I used the bodice from the Enn’s gown that I already had, but made up a new toile and fit it to my figure over a tank top with a shelf bra, as I wanted this dress to be self supporting and not need a corset. Here are pictures of the fitting process. You can see the darts that are pinned in from the armhole and the take up at the shoulders that was needed . After I had the bodice pretty wrinkle free, I marked with a washable pen on both sides of the pin lines down the front of the bodice and also the tops and bottoms of the darts, and the pin lines on the shoulders.
Then I carefully unpinned the front and the shoulders and ironed the fronts flat, then I traced around the new front with the pinned in dart . This gave me a front bodice shape that had the gappage at the armhole removed without having to have a dart in the dress. Pretty sneaky uh?
Once I had the bodice fitted, the rest of the dress was pretty easy
To draft the sleeves I referenced the sleeves on diagram 48, Gown worn by Pfalzgrafin Dorothea Sabina von Neuburg in “Patterns of Fashion” by Janet Arnold.
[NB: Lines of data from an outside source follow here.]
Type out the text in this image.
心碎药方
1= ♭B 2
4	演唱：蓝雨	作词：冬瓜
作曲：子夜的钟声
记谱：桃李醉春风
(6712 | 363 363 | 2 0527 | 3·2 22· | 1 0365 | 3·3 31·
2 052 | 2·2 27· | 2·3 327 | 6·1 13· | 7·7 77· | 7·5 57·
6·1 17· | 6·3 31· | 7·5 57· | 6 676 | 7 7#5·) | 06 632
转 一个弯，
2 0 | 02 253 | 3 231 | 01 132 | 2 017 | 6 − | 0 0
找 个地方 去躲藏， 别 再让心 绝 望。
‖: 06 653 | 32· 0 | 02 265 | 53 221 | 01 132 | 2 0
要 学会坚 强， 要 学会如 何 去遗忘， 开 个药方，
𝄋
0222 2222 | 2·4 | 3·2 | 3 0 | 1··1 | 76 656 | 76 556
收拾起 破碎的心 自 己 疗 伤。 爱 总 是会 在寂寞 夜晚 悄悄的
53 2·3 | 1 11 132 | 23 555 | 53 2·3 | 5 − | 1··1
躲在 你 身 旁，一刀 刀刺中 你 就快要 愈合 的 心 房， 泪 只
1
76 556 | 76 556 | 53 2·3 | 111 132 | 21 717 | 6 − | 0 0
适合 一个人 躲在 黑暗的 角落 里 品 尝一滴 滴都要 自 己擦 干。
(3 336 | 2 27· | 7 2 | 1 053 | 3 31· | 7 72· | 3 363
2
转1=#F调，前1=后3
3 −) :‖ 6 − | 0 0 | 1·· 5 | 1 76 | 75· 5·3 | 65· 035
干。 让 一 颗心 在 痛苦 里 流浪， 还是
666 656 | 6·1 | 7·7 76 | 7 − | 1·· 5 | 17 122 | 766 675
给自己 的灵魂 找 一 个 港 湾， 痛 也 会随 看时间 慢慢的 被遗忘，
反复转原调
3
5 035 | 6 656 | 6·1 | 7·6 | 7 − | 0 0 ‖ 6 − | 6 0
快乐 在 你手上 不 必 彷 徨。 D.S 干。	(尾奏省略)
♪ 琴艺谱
This gave me a starting point as to how wide the sleeves should be and the depth of the curve at the top of the sleeve head. Once I had the general shape, I made a mock up with my arm length and took out the excess in the back of the upper arm and smoothed out the line from the armhole to the wrist. The buttons, which you can’t really see, are felted wool balls made from scraps and the buttonholes were done by hand.
From the painting above, we can see the skirt was quite full and seems to have the fullness around the hips that one would expect of a pleated skirt. From other paintings done in the same time period and area, which show better details, we know that pleated skirts were the normal type of skirt worn. Since the skirt in the mural is painted without details, it is hard to determine the pattern of pleats in the skirt, so I used a woodcut from about 50 years later to see how the pleating might have been done. I chose to use this pattern of a knife pleat that starts in the center front and radiates towards the back where the pleat pattern joins. I also made the skirts shorter, just like this milk maid on the right, for easy walking and less tripage over the hem.
Bride from Frankfurt and a Maid from Nurnburg
The skirt and the bodice were finished separately and the finished edges where whip-stitched together. This makes for a very nice finish on the inside and outside of the waist. The sleeves were also finished separately and whip-stitched into the armholes. Next time I will probably sew then into the armholes and lay a strip of straight grain fabric to cover over the raw edges, which is a more period finish for the arm scythe seam.
The pattern of the black guards on the skirt was taken from this picture from Im Frauenzimmer of a young girl from Augsburg. The guards themselves are made out of strips of black linen, cut on the straight and sewn to the skirt. Next time I will sew them into the skirt instead of on top of, as the linen has puckered underneath the guard, and the guard has too, but in a different way. No way to iron it flat either. *sigh*
The finished dress, front, side and back (the stripes really are even, its just the ground that causes the slant), and finally with the proper accessories, an apron and a basket. The last picture really shows the true orange of the dress.